How would we know in real life that the correct model requires log-transformed independent and dependent variables? We wouldn't. We might have a hunch based on diagnostic plots and modeling experience. Or we might have some subject matter expertise on the process we're modeling and have good reason to think the relationship is multiplicative and non-linear.
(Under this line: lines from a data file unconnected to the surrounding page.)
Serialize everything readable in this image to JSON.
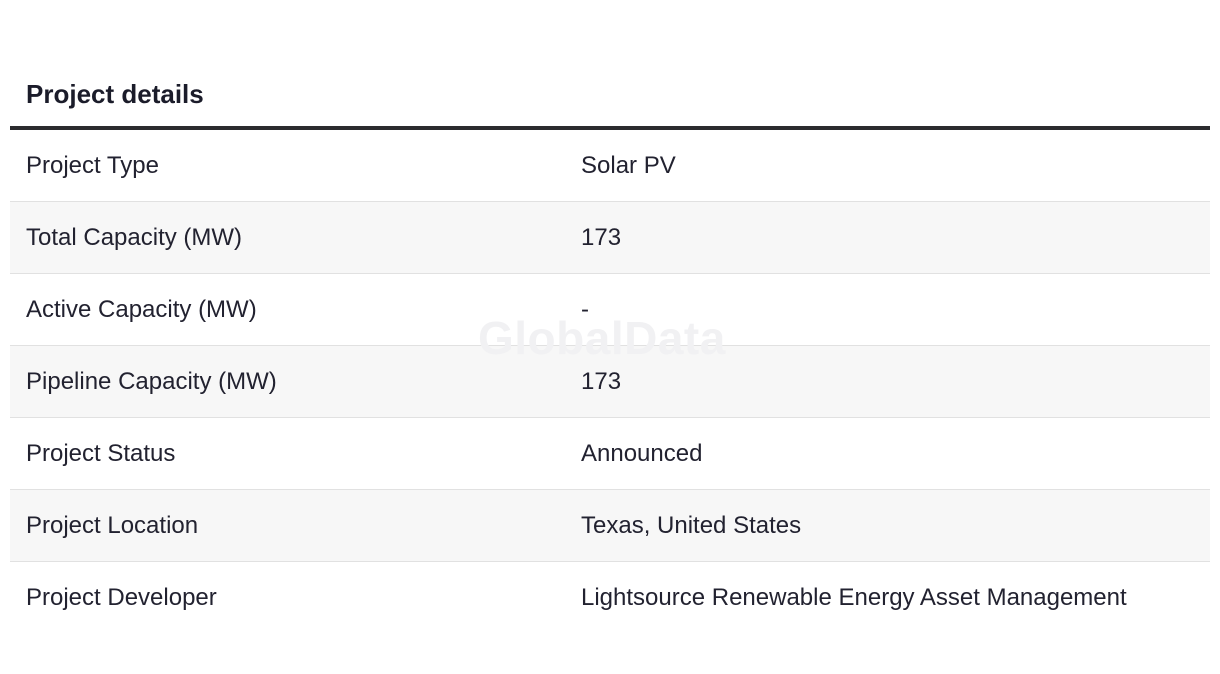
{
  "section": {
    "title": "Project details"
  },
  "watermark": "GlobalData",
  "rows": [
    {
      "label": "Project Type",
      "value": "Solar PV"
    },
    {
      "label": "Total Capacity (MW)",
      "value": "173"
    },
    {
      "label": "Active Capacity (MW)",
      "value": "-"
    },
    {
      "label": "Pipeline Capacity (MW)",
      "value": "173"
    },
    {
      "label": "Project Status",
      "value": "Announced"
    },
    {
      "label": "Project Location",
      "value": "Texas, United States"
    },
    {
      "label": "Project Developer",
      "value": "Lightsource Renewable Energy Asset Management"
    }
  ]
}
Hopefully you now have a better handle on not only how to interpret log-transformed variables in a linear model but also what log-transformed variables mean for your model.

References

Clay Ford
Statistical Research Consultant
University of Virginia Library
August 17, 2018

Interpreting Log Transformations in a Linear Model (2024)
Top Articles
Install the Azure VM Agent in offline mode - Virtual Machines
Ravencoin — Getting Started (easy)
Woodward Avenue (M-1) - Automotive Heritage Trail - National Scenic Byway Foundation
Gamevault Agent
Retro Ride Teardrop
Poplar | Genus, Description, Major Species, & Facts
Www Movieswood Com
What Was D-Day Weegy
Little Rock Arkansas Craigslist
Cincinnati Bearcats roll to 66-13 win over Eastern Kentucky in season-opener
Winterset Rants And Raves
Keniakoop
Dumb Money
Colts seventh rotation of thin secondary raises concerns on roster evaluation
Fairy Liquid Near Me
7543460065
R Cwbt
U Break It Near Me
/Www.usps.com/International/Passports.htm
How many days until 12 December - Calendarr
Evil Dead Rise Showtimes Near Pelican Cinemas
THE FINALS Best Settings and Options Guide
Craigslist Dubuque Iowa Pets
Blackboard Login Pjc
Unable to receive sms verification codes
Cable Cove Whale Watching
Giantbodybuilder.com
Section 408 Allegiant Stadium
Sandals Travel Agent Login
Best Town Hall 11
Tu Housing Portal
Blush Bootcamp Olathe
Mark Ronchetti Daughters
RUB MASSAGE AUSTIN
Aliciabibs
The Best Restaurants in Dublin - The MICHELIN Guide
Sukihana Backshots
Armageddon Time Showtimes Near Cmx Daytona 12
Sand Castle Parents Guide
Anderson Tribute Center Hood River
Florida Lottery Claim Appointment
Shell Gas Stations Prices
Breaking down the Stafford trade
Interminable Rooms
Euro area international trade in goods surplus €21.2 bn
300+ Unique Hair Salon Names 2024
Blog Pch
Wrentham Outlets Hours Sunday
Renfield Showtimes Near Regal The Loop & Rpx
Jesus Calling Oct 6
Latest Posts
Article information

Author: Greg Kuvalis

Last Updated:

Views: 5563

Rating: 4.4 / 5 (75 voted)

Reviews: 82% of readers found this page helpful

Author information

Name: Greg Kuvalis

Birthday: 1996-12-20

Address: 53157 Trantow Inlet, Townemouth, FL 92564-0267

Phone: +68218650356656

Job: IT Representative

Hobby: Knitting, Amateur radio, Skiing, Running, Mountain biking, Slacklining, Electronics

Introduction: My name is Greg Kuvalis, I am a witty, spotless, beautiful, charming, delightful, thankful, beautiful person who loves writing and wants to share my knowledge and understanding with you.